I didn't want to run anything by hand. So there's a second daemon whose entire job is to make sure the first one runs. A watchdog, installed outside of nix-darwin so it doesn't depend on nix-darwin activation to exist, which would be circular:

<key>ProgramArguments</key>
<array>
	<string>/bin/sh</string>
	<string>-c</string>
	<string>/bin/wait4path /nix/store &amp;&amp; (/bin/launchctl kickstart system/org.nixos.activate-system 2>/dev/null || /bin/launchctl bootstrap system /Library/LaunchDaemons/org.nixos.activate-system.plist 2>/dev/null || true)</string>
</array>
<key>RunAtLoad</key>
<true/>

wait4path again, same reason: don't touch launchctl until the store is mounted. Then try to kickstart the service (restart it if it's already loaded), and if that fails, bootstrap it (load it from scratch). One of those is the right move depending on whether launchd half-loaded the daemon or skipped it entirely, and I don't know which state I'll be in, so I try both and || true my way past whichever one was already done.

The bootstrap that installs this watchdog lives in fix-nix.sh, and it's careful to only reinstall when the plist actually changed:

if ! cmp -s "$WATCHDOG_SRC" "$WATCHDOG_PLIST" 2>/dev/null; then
    echo "🔧 Installing activate-system watchdog..."
    sudo cp "$WATCHDOG_SRC" "$WATCHDOG_PLIST"
    sudo chown root:wheel "$WATCHDOG_PLIST"
    sudo chmod 644 "$WATCHDOG_PLIST"
    sudo launchctl bootout system/org.nixos.activate-system-watchdog 2>/dev/null || true
    sudo launchctl bootstrap system "$WATCHDOG_PLIST" 2>/dev/null || true
fi

So there are two layers, and they're answering two different failures.
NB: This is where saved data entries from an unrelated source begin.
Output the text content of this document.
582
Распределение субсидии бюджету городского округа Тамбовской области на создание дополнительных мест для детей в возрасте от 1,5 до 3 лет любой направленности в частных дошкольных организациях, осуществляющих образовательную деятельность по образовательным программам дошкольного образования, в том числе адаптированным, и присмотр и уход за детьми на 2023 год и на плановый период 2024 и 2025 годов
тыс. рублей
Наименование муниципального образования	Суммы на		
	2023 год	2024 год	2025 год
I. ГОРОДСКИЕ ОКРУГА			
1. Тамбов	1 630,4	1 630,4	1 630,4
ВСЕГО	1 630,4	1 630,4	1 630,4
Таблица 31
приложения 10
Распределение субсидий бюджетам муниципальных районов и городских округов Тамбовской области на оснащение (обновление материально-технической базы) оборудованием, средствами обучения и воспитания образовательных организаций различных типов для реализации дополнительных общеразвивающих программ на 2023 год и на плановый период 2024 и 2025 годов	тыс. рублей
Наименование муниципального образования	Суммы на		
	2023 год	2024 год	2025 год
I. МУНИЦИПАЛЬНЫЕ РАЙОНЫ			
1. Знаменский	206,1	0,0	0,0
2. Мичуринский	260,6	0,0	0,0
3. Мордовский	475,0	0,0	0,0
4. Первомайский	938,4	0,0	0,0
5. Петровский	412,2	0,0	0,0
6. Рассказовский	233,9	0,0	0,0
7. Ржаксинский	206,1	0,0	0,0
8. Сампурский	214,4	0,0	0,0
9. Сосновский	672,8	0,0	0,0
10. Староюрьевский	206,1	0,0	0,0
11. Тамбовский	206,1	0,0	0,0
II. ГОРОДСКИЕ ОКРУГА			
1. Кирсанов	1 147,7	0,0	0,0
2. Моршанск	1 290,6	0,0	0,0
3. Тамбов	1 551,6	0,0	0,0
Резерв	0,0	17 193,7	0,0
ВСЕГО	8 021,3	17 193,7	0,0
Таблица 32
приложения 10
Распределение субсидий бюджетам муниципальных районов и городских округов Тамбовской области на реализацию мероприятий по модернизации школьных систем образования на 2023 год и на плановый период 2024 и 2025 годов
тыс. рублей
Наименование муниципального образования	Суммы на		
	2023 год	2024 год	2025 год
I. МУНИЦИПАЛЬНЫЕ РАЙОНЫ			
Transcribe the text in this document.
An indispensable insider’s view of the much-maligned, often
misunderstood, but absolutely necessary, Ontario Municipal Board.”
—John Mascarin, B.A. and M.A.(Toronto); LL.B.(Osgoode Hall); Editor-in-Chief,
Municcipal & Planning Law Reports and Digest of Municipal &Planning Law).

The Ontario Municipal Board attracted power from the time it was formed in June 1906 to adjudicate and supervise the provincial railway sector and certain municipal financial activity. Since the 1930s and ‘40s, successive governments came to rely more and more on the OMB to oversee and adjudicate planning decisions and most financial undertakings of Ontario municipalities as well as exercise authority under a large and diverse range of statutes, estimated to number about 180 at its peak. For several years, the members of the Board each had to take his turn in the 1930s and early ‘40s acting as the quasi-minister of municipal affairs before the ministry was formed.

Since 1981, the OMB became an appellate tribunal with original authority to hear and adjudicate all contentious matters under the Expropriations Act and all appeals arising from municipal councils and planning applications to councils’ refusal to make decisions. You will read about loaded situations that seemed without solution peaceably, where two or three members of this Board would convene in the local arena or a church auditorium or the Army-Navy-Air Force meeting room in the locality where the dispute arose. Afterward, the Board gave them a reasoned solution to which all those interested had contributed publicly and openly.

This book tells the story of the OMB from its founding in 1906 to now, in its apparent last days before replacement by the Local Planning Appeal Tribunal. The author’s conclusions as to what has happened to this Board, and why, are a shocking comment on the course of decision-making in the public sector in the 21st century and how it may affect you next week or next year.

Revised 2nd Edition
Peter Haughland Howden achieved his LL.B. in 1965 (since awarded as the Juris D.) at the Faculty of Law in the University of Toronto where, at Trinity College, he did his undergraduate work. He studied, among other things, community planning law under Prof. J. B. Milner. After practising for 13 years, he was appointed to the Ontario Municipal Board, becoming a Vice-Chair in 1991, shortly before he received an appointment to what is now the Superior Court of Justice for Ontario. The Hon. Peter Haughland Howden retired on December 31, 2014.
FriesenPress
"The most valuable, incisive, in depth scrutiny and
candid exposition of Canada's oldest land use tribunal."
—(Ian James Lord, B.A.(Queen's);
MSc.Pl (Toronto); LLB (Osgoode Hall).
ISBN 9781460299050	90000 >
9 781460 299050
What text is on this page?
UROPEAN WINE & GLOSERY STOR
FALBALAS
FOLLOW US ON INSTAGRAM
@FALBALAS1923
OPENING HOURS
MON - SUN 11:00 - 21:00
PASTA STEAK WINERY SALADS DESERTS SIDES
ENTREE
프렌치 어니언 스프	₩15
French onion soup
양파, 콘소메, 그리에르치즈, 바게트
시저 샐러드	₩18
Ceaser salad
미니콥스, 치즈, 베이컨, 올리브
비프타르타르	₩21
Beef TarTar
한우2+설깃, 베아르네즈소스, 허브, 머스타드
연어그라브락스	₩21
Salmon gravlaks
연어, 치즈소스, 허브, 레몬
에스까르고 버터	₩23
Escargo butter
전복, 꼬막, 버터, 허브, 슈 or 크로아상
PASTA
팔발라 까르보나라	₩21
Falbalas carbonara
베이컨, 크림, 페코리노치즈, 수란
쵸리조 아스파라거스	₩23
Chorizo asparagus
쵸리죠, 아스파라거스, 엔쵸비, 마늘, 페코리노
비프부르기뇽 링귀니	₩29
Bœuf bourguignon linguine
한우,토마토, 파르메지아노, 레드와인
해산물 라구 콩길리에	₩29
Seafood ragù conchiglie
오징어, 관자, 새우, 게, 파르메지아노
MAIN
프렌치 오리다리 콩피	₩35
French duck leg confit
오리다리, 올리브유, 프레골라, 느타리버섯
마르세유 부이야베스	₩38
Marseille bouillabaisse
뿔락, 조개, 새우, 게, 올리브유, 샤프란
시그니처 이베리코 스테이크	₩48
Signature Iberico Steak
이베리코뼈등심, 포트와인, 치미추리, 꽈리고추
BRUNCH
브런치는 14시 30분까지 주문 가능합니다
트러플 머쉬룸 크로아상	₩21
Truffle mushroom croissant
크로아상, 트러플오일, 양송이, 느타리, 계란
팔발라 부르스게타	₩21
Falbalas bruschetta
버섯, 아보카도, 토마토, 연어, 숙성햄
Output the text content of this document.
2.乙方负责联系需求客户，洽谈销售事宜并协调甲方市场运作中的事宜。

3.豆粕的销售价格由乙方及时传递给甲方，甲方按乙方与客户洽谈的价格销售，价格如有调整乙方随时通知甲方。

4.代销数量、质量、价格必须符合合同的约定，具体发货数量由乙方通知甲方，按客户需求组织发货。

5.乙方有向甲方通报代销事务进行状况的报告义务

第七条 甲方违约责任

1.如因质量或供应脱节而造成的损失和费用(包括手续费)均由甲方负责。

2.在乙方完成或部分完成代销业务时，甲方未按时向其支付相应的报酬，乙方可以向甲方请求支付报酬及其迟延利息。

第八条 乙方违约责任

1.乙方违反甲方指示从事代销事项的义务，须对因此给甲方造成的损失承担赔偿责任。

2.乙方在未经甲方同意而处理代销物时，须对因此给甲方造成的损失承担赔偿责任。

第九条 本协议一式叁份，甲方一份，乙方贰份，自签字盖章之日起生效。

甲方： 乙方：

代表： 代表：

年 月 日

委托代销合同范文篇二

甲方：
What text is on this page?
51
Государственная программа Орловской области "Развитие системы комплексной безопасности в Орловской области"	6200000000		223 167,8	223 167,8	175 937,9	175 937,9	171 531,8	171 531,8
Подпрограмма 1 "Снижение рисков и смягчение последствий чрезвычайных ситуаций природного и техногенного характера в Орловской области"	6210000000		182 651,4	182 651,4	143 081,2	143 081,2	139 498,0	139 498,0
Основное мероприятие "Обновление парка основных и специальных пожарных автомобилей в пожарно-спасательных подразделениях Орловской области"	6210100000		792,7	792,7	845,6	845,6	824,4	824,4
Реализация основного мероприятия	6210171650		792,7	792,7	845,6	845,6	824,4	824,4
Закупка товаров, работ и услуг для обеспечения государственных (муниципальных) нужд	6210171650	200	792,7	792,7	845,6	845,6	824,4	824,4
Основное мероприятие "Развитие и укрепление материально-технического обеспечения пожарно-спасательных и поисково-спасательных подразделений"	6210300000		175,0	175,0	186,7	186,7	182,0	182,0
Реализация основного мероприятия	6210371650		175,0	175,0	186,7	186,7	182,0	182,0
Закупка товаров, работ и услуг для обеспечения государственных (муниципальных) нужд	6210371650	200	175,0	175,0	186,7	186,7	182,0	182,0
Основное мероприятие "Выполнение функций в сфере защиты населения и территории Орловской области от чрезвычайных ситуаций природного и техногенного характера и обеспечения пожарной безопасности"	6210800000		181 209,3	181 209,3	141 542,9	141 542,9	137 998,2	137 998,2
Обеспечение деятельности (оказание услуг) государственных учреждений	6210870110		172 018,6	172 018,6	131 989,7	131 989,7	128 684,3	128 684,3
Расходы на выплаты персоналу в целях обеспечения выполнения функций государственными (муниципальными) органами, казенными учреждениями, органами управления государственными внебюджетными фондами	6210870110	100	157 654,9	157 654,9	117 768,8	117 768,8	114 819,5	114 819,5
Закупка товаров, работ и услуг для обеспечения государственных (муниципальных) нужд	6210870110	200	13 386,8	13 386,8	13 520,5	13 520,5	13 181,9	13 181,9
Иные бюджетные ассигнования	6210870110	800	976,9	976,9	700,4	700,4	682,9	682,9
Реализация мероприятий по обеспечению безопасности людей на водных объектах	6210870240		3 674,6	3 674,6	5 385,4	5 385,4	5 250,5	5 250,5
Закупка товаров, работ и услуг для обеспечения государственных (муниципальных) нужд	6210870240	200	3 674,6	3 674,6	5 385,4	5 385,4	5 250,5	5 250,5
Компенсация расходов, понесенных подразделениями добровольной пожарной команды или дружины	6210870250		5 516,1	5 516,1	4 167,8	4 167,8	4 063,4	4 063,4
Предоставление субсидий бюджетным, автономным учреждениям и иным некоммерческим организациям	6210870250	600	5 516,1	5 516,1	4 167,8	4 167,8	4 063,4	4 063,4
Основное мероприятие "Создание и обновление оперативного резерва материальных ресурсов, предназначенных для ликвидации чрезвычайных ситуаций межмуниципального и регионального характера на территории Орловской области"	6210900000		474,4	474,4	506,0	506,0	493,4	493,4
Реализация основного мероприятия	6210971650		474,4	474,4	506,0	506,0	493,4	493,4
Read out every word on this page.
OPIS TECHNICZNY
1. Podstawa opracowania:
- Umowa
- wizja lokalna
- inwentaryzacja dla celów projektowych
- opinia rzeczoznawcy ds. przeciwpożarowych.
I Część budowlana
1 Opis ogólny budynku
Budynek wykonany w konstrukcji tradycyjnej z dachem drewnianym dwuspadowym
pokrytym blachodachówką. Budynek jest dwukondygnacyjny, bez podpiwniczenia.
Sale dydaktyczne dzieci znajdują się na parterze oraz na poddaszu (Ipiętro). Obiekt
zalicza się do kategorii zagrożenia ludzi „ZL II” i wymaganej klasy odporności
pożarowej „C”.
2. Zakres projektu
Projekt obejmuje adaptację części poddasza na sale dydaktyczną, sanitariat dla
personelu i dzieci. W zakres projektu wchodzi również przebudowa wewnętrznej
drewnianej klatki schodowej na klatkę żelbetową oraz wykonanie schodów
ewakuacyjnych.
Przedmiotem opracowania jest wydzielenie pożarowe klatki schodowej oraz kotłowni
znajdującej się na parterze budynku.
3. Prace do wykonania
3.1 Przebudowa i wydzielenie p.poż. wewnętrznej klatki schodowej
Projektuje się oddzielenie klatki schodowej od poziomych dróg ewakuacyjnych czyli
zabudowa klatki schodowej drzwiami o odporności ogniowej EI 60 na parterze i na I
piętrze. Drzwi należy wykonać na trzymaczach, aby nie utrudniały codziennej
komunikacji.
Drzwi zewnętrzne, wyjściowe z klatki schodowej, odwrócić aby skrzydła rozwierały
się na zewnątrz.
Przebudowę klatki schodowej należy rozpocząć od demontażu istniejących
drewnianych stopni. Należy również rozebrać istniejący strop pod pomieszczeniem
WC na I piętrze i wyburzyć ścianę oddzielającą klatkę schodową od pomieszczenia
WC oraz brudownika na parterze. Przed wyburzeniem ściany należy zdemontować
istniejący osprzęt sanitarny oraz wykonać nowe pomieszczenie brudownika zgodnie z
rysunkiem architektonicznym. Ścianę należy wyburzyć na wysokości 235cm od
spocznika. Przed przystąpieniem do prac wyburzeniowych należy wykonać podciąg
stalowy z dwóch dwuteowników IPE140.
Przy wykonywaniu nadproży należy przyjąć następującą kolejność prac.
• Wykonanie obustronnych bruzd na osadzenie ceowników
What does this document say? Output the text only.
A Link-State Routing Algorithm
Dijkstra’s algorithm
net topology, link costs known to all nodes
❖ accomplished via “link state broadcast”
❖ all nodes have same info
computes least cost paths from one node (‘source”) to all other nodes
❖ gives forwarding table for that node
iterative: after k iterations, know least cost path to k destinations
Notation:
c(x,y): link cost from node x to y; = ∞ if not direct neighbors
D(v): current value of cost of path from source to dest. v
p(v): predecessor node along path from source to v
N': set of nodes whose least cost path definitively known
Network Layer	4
The shell wait handles activation running late: be patient, then give up loudly. The watchdog handles activation not running at all: kick it on every boot, after the store is up. Neither one alone closes the gap. The wait can't summon a daemon that launchd forgot, and the watchdog can't make a shell that started too early go back and re-read its PATH.

I still don't know the exact conditions where launchd drops the daemon. I've stopped needing to. The shell waits when it should and bails when it must, and the watchdog quietly re-arms the thing every boot. I haven't opened a fresh terminal to command not found: git since.

I do still sometimes close the tab and open a new one. Old habits.